Analysis and validation of the proteomic screen A, KEGG pathways analyses were applied to the three datasets using Enrichr (http://amp. pharm.mssm.edu/Enrichr/) (30). B, A comparison of proteins identified in S1 and S2 with published interactions for FGFR1 denoted in BioGRID (35). C, Schematic illustration of selected proteins identified in the absence of FGF1 (S1) and in the presence of FGF1 stimulation (S2). Identified proteins are colored pink and some known proteins not detected are in gray. The enrichment of proteins in FGF1-stimulated cells versus unstimulated cells; PLCG1: 12.4X, RSK2: 4.0X, FGFR1: 1.0X, FRS2: 0.7X, PTPRG: 0.6X. D, U2OS-R1 control cells (C1), U2OS-R1 cells coexpressing BirA* (C2-C3), U2OS-R1-BirA* cells (S1-S2) were treated with biotin in the presence or absence of FGF1 for 24 h. The cells were then lysed and the biotinylated proteins were isolated by Streptavidin pulldown and analyzed by SDS-PAGE and Western blotting using the indicated antibodies. One representative of two independent experiment is shown. E, Validation of identified interactors by affinity purification (AP).

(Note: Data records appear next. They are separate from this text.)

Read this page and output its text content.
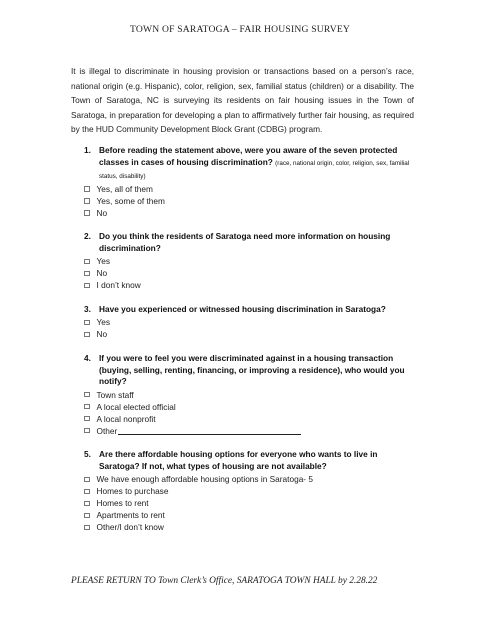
TOWN OF SARATOGA – FAIR HOUSING SURVEY
It is illegal to discriminate in housing provision or transactions based on a person’s race, national origin (e.g. Hispanic), color, religion, sex, familial status (children) or a disability. The Town of Saratoga, NC is surveying its residents on fair housing issues in the Town of Saratoga, in preparation for developing a plan to affirmatively further fair housing, as required by the HUD Community Development Block Grant (CDBG) program.
1. Before reading the statement above, were you aware of the seven protected classes in cases of housing discrimination? (race, national origin, color, religion, sex, familial status, disability)
Yes, all of them
Yes, some of them
No
2. Do you think the residents of Saratoga need more information on housing discrimination?
Yes
No
I don’t know
3. Have you experienced or witnessed housing discrimination in Saratoga?
Yes
No
4. If you were to feel you were discriminated against in a housing transaction (buying, selling, renting, financing, or improving a residence), who would you notify?
Town staff
A local elected official
A local nonprofit
Other
5. Are there affordable housing options for everyone who wants to live in Saratoga? If not, what types of housing are not available?
We have enough affordable housing options in Saratoga- 5
Homes to purchase
Homes to rent
Apartments to rent
Other/I don’t know
PLEASE RETURN TO Town Clerk’s Office, SARATOGA TOWN HALL by 2.28.22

U2OS-R1 and U2OS-SBP-R1 were starved for 2 h before addition of 10 ng/ml FGF1 in the presence of 20 U/ml heparin for 15 min, and then the cells were lysed. Proteins bound to SBP-FGFR1 were affinity-purified using streptavidin Sepharose and analyzed by Western blotting. One experiment of two is presented. F, U2OS-R1-BirA* and U2OS-R1 cells were transfected with PTPRG-MYC-FLAG plasmid for 24 h. U2OS-R1-BirA* cells not transfected with PTPRG were included as a control. Cells were then starved for 2 h and left untreated or treated with 10 ng/ml FGF1 in the presence of 20 U/ml heparin for 15 min. After that, the cells were lysed and the lysates were subjected to immunoprecipitation using anti-HA magnetic beads followed by SDS-PAGE and Western blotting with indicated antibodies. R1-BirA* is fused to an HA-tag in the C-terminal end.